Ayer tuve miedo. Miedo atroz, del que te paraliza. Nunca había tenido este tipo de miedo y hay que reconocer que tengo sobrada experiencia: no soy la mujer más valiente que hay.
Hay miedos que te hacen ser fuerte y seguir adelante. Miedo que espolea. A ese miedo yo estoy acostumbrada, es el que hace huir hacia delante. Es un miedo «materno», que organiza, dispone, llena tuper de comida por lo que pueda pasar y atiende a los demás. Este miedo lo sientes y no le dejas lugar en tu cabeza, es sólo una voz al final, un eco afónico, avanzas por miedo y casi lo olvidas.
Conozco el miedo latente, siempre está ahí, miedo de guardia. Es el que me produce que mis hijas no están bien o les pase algo, el miedo a que se sientan tristes, sufran, maduren a base de golpes -como todos- y yo no pueda hacer nada por ayudarles. Y en ocasiones, además, no debo ayudarles porque tienen que aprender solas.
He vivido el miedo escénico, el de hablar en público, el de no cumplir las expectativas, el que me producen los bichos, el que de niña me hacía encender la luz antes de entrar al baño…

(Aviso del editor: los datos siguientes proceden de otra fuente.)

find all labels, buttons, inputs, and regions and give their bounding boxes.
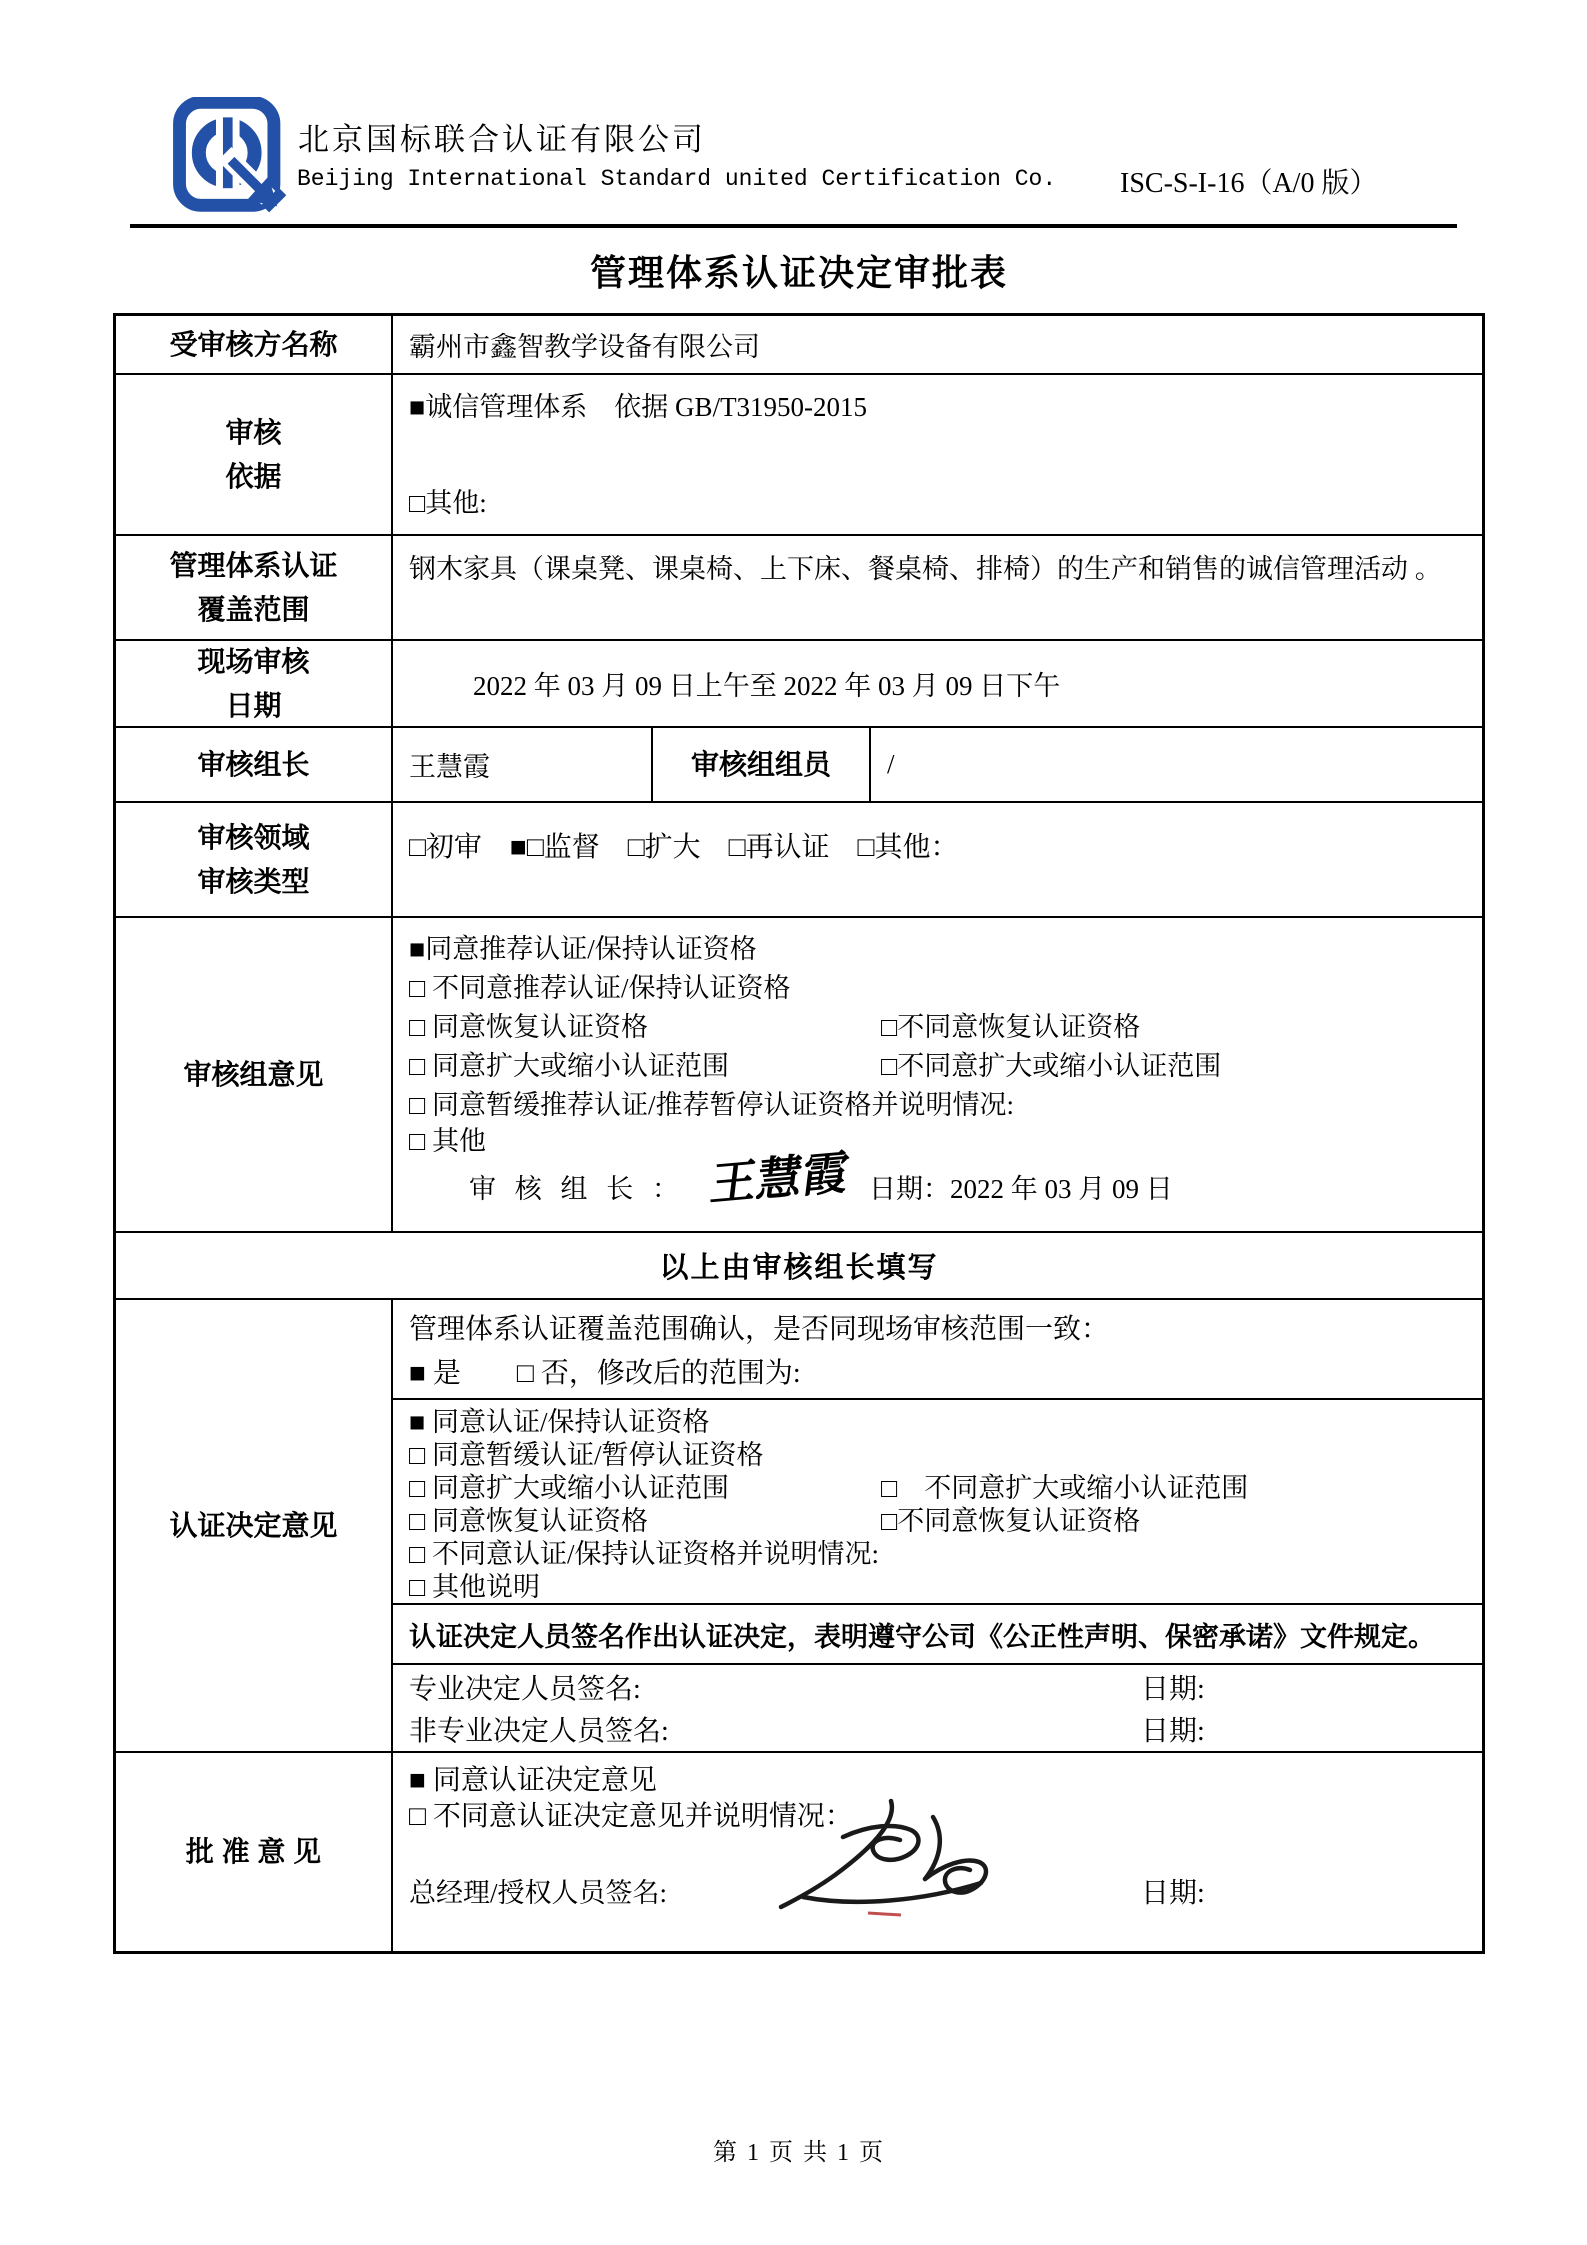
general-manager-sign-label: 总经理/授权人员签名:	[409, 1871, 667, 1910]
scope-confirm-block: 管理体系认证覆盖范围确认，是否同现场审核范围一致： ■ 是 □ 否，修改后的范围…	[393, 1300, 1482, 1398]
option-row: □ 同意暂缓认证/暂停认证资格	[409, 1439, 1482, 1472]
scope-confirm-question: 管理体系认证覆盖范围确认，是否同现场审核范围一致：	[409, 1308, 1482, 1352]
page-number: 第 1 页 共 1 页	[113, 2132, 1485, 2167]
option-row: □ 不同意推荐认证/保持认证资格	[409, 969, 1482, 1008]
option-row: □ 同意恢复认证资格□不同意恢复认证资格	[409, 1008, 1482, 1047]
decision-options-block: ■ 同意认证/保持认证资格 □ 同意暂缓认证/暂停认证资格 □ 同意扩大或缩小认…	[393, 1398, 1482, 1603]
checkbox-option: ■ 同意认证/保持认证资格	[409, 1406, 881, 1439]
option-row: □ 其他说明	[409, 1571, 1482, 1604]
approval-date-label: 日期:	[1141, 1871, 1205, 1911]
checkbox-option: □ 同意扩大或缩小认证范围	[409, 1472, 881, 1505]
row-approval-opinion: 批 准 意 见 ■ 同意认证决定意见 □ 不同意认证决定意见并说明情况： 总经理…	[116, 1751, 1482, 1951]
team-leader-label: 审核组长	[116, 728, 393, 801]
audit-date-label: 现场审核 日期	[116, 641, 393, 726]
certification-scope-label: 管理体系认证 覆盖范围	[116, 536, 393, 639]
company-name-en: Beijing International Standard united Ce…	[297, 166, 1056, 192]
row-certification-scope: 管理体系认证 覆盖范围 钢木家具（课桌凳、课桌椅、上下床、餐桌椅、排椅）的生产和…	[116, 534, 1482, 639]
professional-sign-label: 专业决定人员签名:	[409, 1674, 641, 1705]
sign-date: 日期：2022 年 03 月 09 日	[869, 1174, 1173, 1204]
audit-basis-content: ■诚信管理体系 依据 GB/T31950-2015 □其他:	[393, 375, 1482, 534]
row-auditee: 受审核方名称 霸州市鑫智教学设备有限公司	[116, 316, 1482, 373]
checkbox-option: □ 不同意推荐认证/保持认证资格	[409, 969, 881, 1008]
option-row: □ 不同意认证/保持认证资格并说明情况:	[409, 1538, 1482, 1571]
option-row: □ 同意暂缓推荐认证/推荐暂停认证资格并说明情况:	[409, 1086, 1482, 1125]
checkbox-option: □ 同意恢复认证资格	[409, 1008, 881, 1047]
approval-opinion-label: 批 准 意 见	[116, 1753, 393, 1951]
option-row: □ 同意恢复认证资格□不同意恢复认证资格	[409, 1505, 1482, 1538]
team-leader-handwritten-signature: 王慧霞	[707, 1136, 853, 1215]
certification-scope-value: 钢木家具（课桌凳、课桌椅、上下床、餐桌椅、排椅）的生产和销售的诚信管理活动 。	[393, 536, 1482, 639]
team-leader-sign-line: 审 核 组 长 ：王慧霞日期：2022 年 03 月 09 日	[393, 1146, 1482, 1212]
audit-basis-label: 审核 依据	[116, 375, 393, 534]
auditee-label: 受审核方名称	[116, 316, 393, 373]
document-code: ISC-S-I-16（A/0 版）	[1120, 161, 1377, 201]
professional-sign-row: 专业决定人员签名: 日期:	[393, 1669, 1482, 1711]
approval-table: 受审核方名称 霸州市鑫智教学设备有限公司 审核 依据 ■诚信管理体系 依据 GB…	[113, 313, 1485, 1954]
checkbox-option: □ 同意暂缓认证/暂停认证资格	[409, 1439, 881, 1472]
audit-type-options: □初审 ■□监督 □扩大 □再认证 □其他：	[393, 803, 1482, 916]
basis-option-other: □其他:	[409, 481, 1466, 520]
row-team-opinion: 审核组意见 ■同意推荐认证/保持认证资格 □ 不同意推荐认证/保持认证资格 □ …	[116, 916, 1482, 1231]
checkbox-option: □不同意扩大或缩小认证范围	[881, 1051, 1221, 1081]
decision-options: ■ 同意认证/保持认证资格 □ 同意暂缓认证/暂停认证资格 □ 同意扩大或缩小认…	[393, 1400, 1482, 1604]
sign-label: 审 核 组 长 ：	[469, 1174, 685, 1204]
checkbox-option: □ 不同意认证/保持认证资格并说明情况:	[409, 1538, 881, 1571]
row-divider: 以上由审核组长填写	[116, 1231, 1482, 1298]
checkbox-option: □ 同意恢复认证资格	[409, 1505, 881, 1538]
auditee-value: 霸州市鑫智教学设备有限公司	[393, 316, 1482, 373]
decision-opinion-label: 认证决定意见	[116, 1300, 393, 1751]
row-audit-type: 审核领域 审核类型 □初审 ■□监督 □扩大 □再认证 □其他：	[116, 801, 1482, 916]
checkbox-option: □不同意恢复认证资格	[881, 1012, 1140, 1042]
checkbox-option: ■同意推荐认证/保持认证资格	[409, 930, 881, 969]
decision-sign-block: 专业决定人员签名: 日期: 非专业决定人员签名: 日期:	[393, 1663, 1482, 1751]
decision-opinion-content: 管理体系认证覆盖范围确认，是否同现场审核范围一致： ■ 是 □ 否，修改后的范围…	[393, 1300, 1482, 1751]
team-opinion-options: ■同意推荐认证/保持认证资格 □ 不同意推荐认证/保持认证资格 □ 同意恢复认证…	[393, 918, 1482, 1157]
decision-statement: 认证决定人员签名作出认证决定，表明遵守公司《公正性声明、保密承诺》文件规定。	[393, 1603, 1482, 1663]
team-opinion-content: ■同意推荐认证/保持认证资格 □ 不同意推荐认证/保持认证资格 □ 同意恢复认证…	[393, 918, 1482, 1231]
row-audit-team: 审核组长 王慧霞 审核组组员 /	[116, 726, 1482, 801]
approval-agree-option: ■ 同意认证决定意见	[393, 1753, 1482, 1799]
team-member-value: /	[871, 728, 1482, 801]
option-row: ■ 同意认证/保持认证资格	[409, 1406, 1482, 1439]
audit-type-label: 审核领域 审核类型	[116, 803, 393, 916]
option-row: □ 同意扩大或缩小认证范围□不同意扩大或缩小认证范围	[409, 1047, 1482, 1086]
certification-decision-approval-form: 北京国标联合认证有限公司 Beijing International Stand…	[0, 0, 1587, 2245]
row-audit-basis: 审核 依据 ■诚信管理体系 依据 GB/T31950-2015 □其他:	[116, 373, 1482, 534]
team-leader-name: 王慧霞	[393, 728, 653, 801]
company-name-cn: 北京国标联合认证有限公司	[298, 114, 706, 159]
checkbox-option: □ 同意暂缓推荐认证/推荐暂停认证资格并说明情况:	[409, 1086, 1014, 1125]
company-logo-icon	[170, 97, 292, 215]
row-audit-date: 现场审核 日期 2022 年 03 月 09 日上午至 2022 年 03 月 …	[116, 639, 1482, 726]
checkbox-option: □ 其他说明	[409, 1571, 881, 1604]
nonprofessional-sign-row: 非专业决定人员签名: 日期:	[393, 1711, 1482, 1753]
option-row: ■同意推荐认证/保持认证资格	[409, 930, 1482, 969]
divider-text: 以上由审核组长填写	[659, 1245, 938, 1286]
checkbox-option: □不同意恢复认证资格	[881, 1506, 1140, 1536]
nonprofessional-sign-label: 非专业决定人员签名:	[409, 1716, 669, 1747]
row-decision-opinion: 认证决定意见 管理体系认证覆盖范围确认，是否同现场审核范围一致： ■ 是 □ 否…	[116, 1298, 1482, 1751]
team-member-label: 审核组组员	[653, 728, 871, 801]
option-row: □ 同意扩大或缩小认证范围□ 不同意扩大或缩小认证范围	[409, 1472, 1482, 1505]
approval-opinion-content: ■ 同意认证决定意见 □ 不同意认证决定意见并说明情况： 总经理/授权人员签名:	[393, 1753, 1482, 1951]
checkbox-option: □ 同意扩大或缩小认证范围	[409, 1047, 881, 1086]
header-rule	[130, 224, 1457, 228]
nonprofessional-date-label: 日期:	[1141, 1711, 1205, 1753]
form-title: 管理体系认证决定审批表	[113, 245, 1485, 296]
professional-date-label: 日期:	[1141, 1669, 1205, 1711]
basis-option-main: ■诚信管理体系 依据 GB/T31950-2015	[409, 385, 1466, 424]
checkbox-option: □ 不同意扩大或缩小认证范围	[881, 1473, 1248, 1503]
general-manager-handwritten-signature	[773, 1795, 1023, 1933]
audit-date-value: 2022 年 03 月 09 日上午至 2022 年 03 月 09 日下午	[393, 641, 1482, 726]
team-opinion-label: 审核组意见	[116, 918, 393, 1231]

Ayer, por primera vez en mi vida, tuve miedo un miedo nuevo, miedo a morir. Me ahogaba levemente a cuentas del coronavirus, no podía respirar bien, me entraba aire por la nariz pero no llegaba, no me llegaba, boqueaba como un pez fuera del agua y no tenía la sensación de los pulmones llenos, algo tan fácil y natural. Me ahogaba y me empezaba a poner nerviosa y mis nervios hacían que me ahogara más. Sentía una losa en el pecho. Me latían las sienes. Intentaba distraerme y no podía. Tosía y tosía, hasta darme la vuelta, hasta tener arcadas, hasta notar crujir mis costillas y el esternón. Me decía a mí misma que las personas realmente graves necesitaban un respirador y yo seguía respirando sin uno, me intentaba convencer que todo estaba bien y que yo misma me estaba poniendo peor…pero después de dos años de pandemia la cabeza es difícil de controlar.
Tuve miedo de no volver a sentir los besos, las caricias y los abrazos, pánico a no ver a mis hijas convertirse en las mujeres que ya casi son. Pensaba: ¿cómo voy a darle este disgusto a mi madre?
Qué mal se razona con miedo y después de una noche de insomnio total. Qué mal se piensa cuando en tu cabeza solo hay información negativa porque las cosas buenas no aparecen en un ataque de pánico.
Lloré y lloré. Temblaba como si estuviera mojándome en mitad de una tormenta e hice todo lo que se espera de una persona más normal: disimular y seguir como si nada. Puede que ese sea mi súper poder, yo sé disimular.
Hoy me levanté mejor y el miedo ya no está, pero he aprendido. Ahora soy aun más consciente de la vulnerabilidad de los cuerpos, de lo efímero de la vida, de la suerte que tenemos y de que un diazepam a tiempo es una victoria.